Edin Dzeko ha trascorso anni bellissimi alla Roma prima di trasferirsi all'Inter dove ha messo in mostra tutte le sue doti prima che la società decidesse di non puntare più su di lui. Il bosniaco ha parlato a La Gazzetta dello Sport raccontando diversi retroscena sul suo addio.

Scelga un Roma-Inter. "Il primo dopo il passaggio all’Inter: vincemmo 3-0 e segnai un gol. Ma non è per quello che lo scelgo. Da fuori non si notava, ma dentro avevo una carica incredibile, sentivo il supporto dei tifosi di entrambe le squadre. Tornavo all'Olimpico, che considero il mio stadio: un'emozione mai provata prima".

Estate 2023, l’addio all’Inter. I dirigenti giustificarono la scelta con la possibile conferma di Lukaku, poi sfumata. "Se hanno deciso così, significa che erano d'accordo allenatore e dirigenti. Mi è sembrata una scelta strana, perché ero stato titolare in tutte le partite importanti, compresa la finale di Champions. Potevano tenermi a zero e avere quattro punte in rosa. È stato un po' incomprensibile, ecco. Col tempo però ho capito e rispettato la decisione, anche perché all’Inter mi hanno sempre trattato bene. Sono stati due anni importanti, anche se quella Champions...".

Ci ripensa mai? "Certo, è un grande rimpianto. Ogni tanto su Instagram mi appare l'azione del gol del City, e scrollo subito, non riesco a guardare. Vivendo quella partita da dentro, ho avuto la netta sensazione che avremmo potuto vincere. Ed è proprio questo che mi lascia amareggiato".

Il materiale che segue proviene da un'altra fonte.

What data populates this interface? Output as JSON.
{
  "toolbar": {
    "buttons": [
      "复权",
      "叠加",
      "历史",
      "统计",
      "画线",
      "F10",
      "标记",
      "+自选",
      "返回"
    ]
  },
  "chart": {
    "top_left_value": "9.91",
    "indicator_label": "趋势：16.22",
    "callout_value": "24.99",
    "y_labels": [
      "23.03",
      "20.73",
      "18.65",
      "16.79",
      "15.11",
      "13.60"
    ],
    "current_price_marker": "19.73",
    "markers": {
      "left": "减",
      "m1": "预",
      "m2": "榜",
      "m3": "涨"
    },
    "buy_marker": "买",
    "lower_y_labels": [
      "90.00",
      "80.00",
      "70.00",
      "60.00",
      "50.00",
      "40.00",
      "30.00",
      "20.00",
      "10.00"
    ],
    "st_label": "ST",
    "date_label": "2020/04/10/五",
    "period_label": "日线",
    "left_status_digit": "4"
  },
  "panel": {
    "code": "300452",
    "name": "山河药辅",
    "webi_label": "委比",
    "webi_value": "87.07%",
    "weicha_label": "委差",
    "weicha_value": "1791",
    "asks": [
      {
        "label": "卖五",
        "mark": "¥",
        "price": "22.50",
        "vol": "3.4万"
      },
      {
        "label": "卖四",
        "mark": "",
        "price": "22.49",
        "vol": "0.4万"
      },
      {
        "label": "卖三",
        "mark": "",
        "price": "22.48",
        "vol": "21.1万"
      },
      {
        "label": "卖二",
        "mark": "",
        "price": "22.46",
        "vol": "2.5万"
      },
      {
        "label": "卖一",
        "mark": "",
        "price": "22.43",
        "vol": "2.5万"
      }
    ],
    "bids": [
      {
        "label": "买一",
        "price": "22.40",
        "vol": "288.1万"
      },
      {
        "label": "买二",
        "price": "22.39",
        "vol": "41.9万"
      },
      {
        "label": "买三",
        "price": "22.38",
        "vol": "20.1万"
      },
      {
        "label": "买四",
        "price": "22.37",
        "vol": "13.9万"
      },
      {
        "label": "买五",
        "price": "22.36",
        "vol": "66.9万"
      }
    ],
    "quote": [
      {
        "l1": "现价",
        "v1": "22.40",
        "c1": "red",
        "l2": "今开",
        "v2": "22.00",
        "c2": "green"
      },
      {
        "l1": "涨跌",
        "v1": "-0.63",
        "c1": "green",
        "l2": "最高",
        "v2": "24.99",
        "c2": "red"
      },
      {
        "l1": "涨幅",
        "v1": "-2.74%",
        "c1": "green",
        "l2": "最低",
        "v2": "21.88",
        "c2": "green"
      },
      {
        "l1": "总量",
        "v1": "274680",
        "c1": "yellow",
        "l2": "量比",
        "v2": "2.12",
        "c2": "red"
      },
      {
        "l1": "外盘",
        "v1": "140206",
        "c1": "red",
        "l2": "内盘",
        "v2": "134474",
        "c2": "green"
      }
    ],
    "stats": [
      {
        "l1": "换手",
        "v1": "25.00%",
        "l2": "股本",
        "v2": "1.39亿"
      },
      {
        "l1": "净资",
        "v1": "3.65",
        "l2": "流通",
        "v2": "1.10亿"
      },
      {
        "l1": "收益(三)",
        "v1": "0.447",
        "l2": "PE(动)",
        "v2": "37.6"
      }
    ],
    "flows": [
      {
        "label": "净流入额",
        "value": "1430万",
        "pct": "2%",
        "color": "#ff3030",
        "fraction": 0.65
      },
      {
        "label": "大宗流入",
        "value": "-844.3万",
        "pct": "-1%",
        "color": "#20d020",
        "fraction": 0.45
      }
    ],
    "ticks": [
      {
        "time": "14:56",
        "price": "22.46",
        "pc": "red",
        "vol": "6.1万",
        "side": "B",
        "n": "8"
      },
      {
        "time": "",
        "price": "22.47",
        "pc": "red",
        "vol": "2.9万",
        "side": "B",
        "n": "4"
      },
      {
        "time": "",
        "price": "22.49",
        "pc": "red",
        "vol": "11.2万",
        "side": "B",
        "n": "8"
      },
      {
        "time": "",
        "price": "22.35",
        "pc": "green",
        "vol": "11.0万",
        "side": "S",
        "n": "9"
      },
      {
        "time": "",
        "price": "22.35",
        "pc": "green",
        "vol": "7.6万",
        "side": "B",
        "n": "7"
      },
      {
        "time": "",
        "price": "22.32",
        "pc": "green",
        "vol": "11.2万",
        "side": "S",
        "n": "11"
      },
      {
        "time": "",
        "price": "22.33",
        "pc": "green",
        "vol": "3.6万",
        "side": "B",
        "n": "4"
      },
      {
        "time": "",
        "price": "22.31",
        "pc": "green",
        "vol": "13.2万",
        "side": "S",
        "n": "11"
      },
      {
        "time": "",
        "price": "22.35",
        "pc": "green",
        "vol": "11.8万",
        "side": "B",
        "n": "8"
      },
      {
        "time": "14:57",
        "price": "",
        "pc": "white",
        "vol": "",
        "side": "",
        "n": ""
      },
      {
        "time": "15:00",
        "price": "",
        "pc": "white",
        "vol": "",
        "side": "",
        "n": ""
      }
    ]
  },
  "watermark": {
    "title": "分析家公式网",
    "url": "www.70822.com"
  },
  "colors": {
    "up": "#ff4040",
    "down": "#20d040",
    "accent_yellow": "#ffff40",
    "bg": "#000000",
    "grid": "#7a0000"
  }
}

Tutti volevano Lukaku in campo in quel periodo, ma Inzaghi schierava puntualmente Dzeko. Come l’ha vissuta? "Mah, tutti possono dire la loro... Ma davvero pensate che un allenatore schieri un giocatore meno forte di chi va in panchina? E poi nella finale di Champions? Ero sereno, sapevo cosa potevo dare all’Inter. È chiaro che Lukaku sarà stato deluso di non partire titolare, ed è normale. Ma poi entri e fai la differenza, se ci riesci: anche lui ha avuto 30 minuti sullo 0-0, e poi...".

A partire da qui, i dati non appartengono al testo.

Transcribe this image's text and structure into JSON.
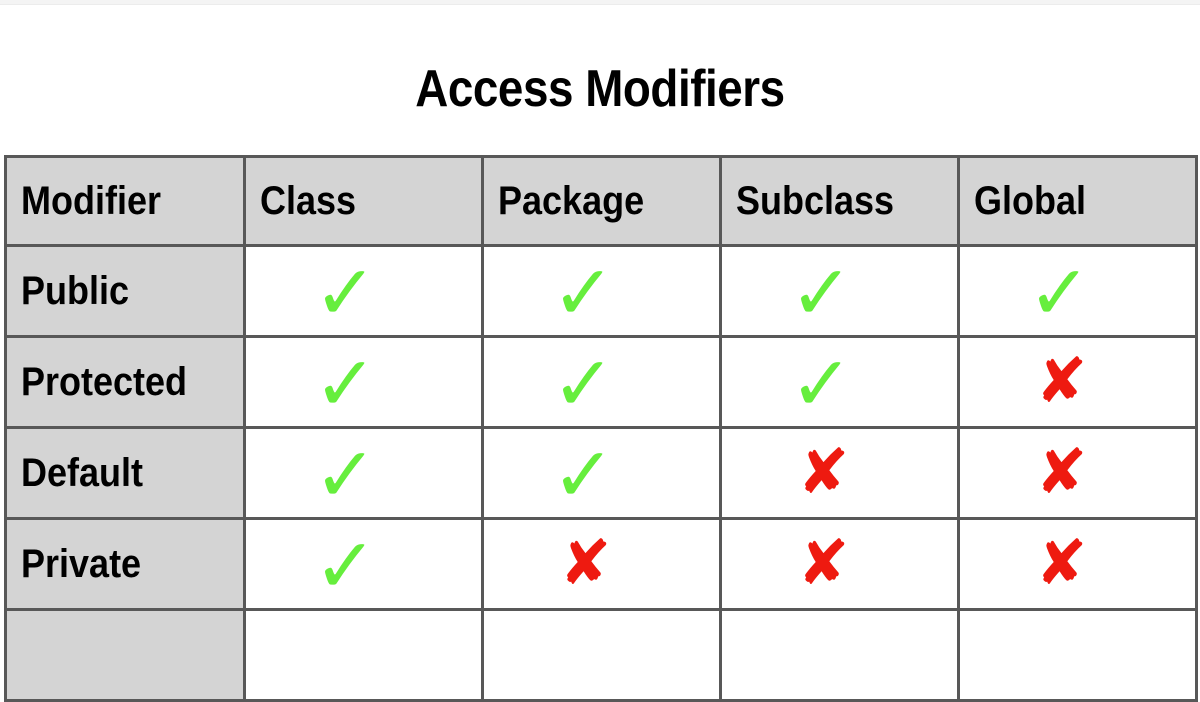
{
  "page": {
    "title": "Access Modifiers",
    "background_color": "#ffffff"
  },
  "colors": {
    "header_background": "#d4d4d4",
    "row_label_background": "#d4d4d4",
    "cell_background": "#ffffff",
    "border": "#585858",
    "check_green": "#66ee3d",
    "cross_red": "#ee1a10",
    "text": "#000000"
  },
  "table": {
    "columns": [
      {
        "key": "modifier",
        "label": "Modifier"
      },
      {
        "key": "class",
        "label": "Class"
      },
      {
        "key": "package",
        "label": "Package"
      },
      {
        "key": "subclass",
        "label": "Subclass"
      },
      {
        "key": "global",
        "label": "Global"
      }
    ],
    "glyphs": {
      "yes": "✓",
      "no": "✘"
    },
    "rows": [
      {
        "modifier": "Public",
        "class": "yes",
        "package": "yes",
        "subclass": "yes",
        "global": "yes"
      },
      {
        "modifier": "Protected",
        "class": "yes",
        "package": "yes",
        "subclass": "yes",
        "global": "no"
      },
      {
        "modifier": "Default",
        "class": "yes",
        "package": "yes",
        "subclass": "no",
        "global": "no"
      },
      {
        "modifier": "Private",
        "class": "yes",
        "package": "no",
        "subclass": "no",
        "global": "no"
      },
      {
        "modifier": "",
        "class": "",
        "package": "",
        "subclass": "",
        "global": ""
      }
    ]
  }
}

Ha sfiorato scudetto e Champions con l’Inter, mentre con la Roma non è riuscito a vincere trofei. Qual è la differenza tra vincere e non farcela? "Alla Roma ho sempre percepito che sarebbe stato più difficile vincere rispetto a quello che sentivo all’Inter. Per lo scudetto sfumato con l’Inter, è mancata un po’ di convinzione, quella che è arrivata dopo Istanbul. Quell'anno cercammo di competere su entrambi i fronti, Champions e campionato. Penso alla partita contro il Liverpool, che ci tolse molte energie per il mese successivo: se avessimo dato più attenzione alla Serie A, sarebbe andata diversamente. Magari avrei festeggiato anche io la seconda stella...".

Meglio la coppia Dzeko-Salah o Lautaro-Thuram? (ride) "Non posso dire che io sono più forte di qualcun altro, non sarebbe giusto... Con Salah c’era un grande feeling, credo di averlo aiutato a raggiungere certi livelli. La coppia Lautaro-Thuram? I migliori in Italia. E Thuram mi ha sorpreso tantissimo".

Cosa c’è di Edin in Lautaro? "Questo dovresti chiederlo a lui... Io e Lauti abbiamo un ottimo rapporto, ci sentiamo ancora oggi. Dopo il mio addio è diventato capocannoniere, magari gli ho lasciato un po’ di me. La verità è che i giocatori forti si capiscono subito in campo. E tra noi due è stato facilissimo intendersi".

Merita il Pallone d’Oro, come dice Messi? "Sì, assolutamente. È stato decisivo per lo scudetto e per la Coppa America, merita di essere tra i candidati".

Il maggior pregio di Inzaghi? "Ogni anno vince qualcosa... Sa coinvolgere tutti nel progetto, anche chi non è titolare. Non è facile, soprattutto in spogliatoi pieni di grandi campioni. Quasi tutti gli vogliono bene".

Chi vince la Serie A? "Spero l'Inter, sono ancora i migliori. Anche se quest’anno i miei ex compagni stanno concentrando più energie sulla Champions. Poi c’è il Napoli, che sembra già in 'modalità Conte': lui riesce sempre a portare tutti al massimo. Sì, ci siamo sfiorati diverse volte, peccato non aver mai lavorato con lui".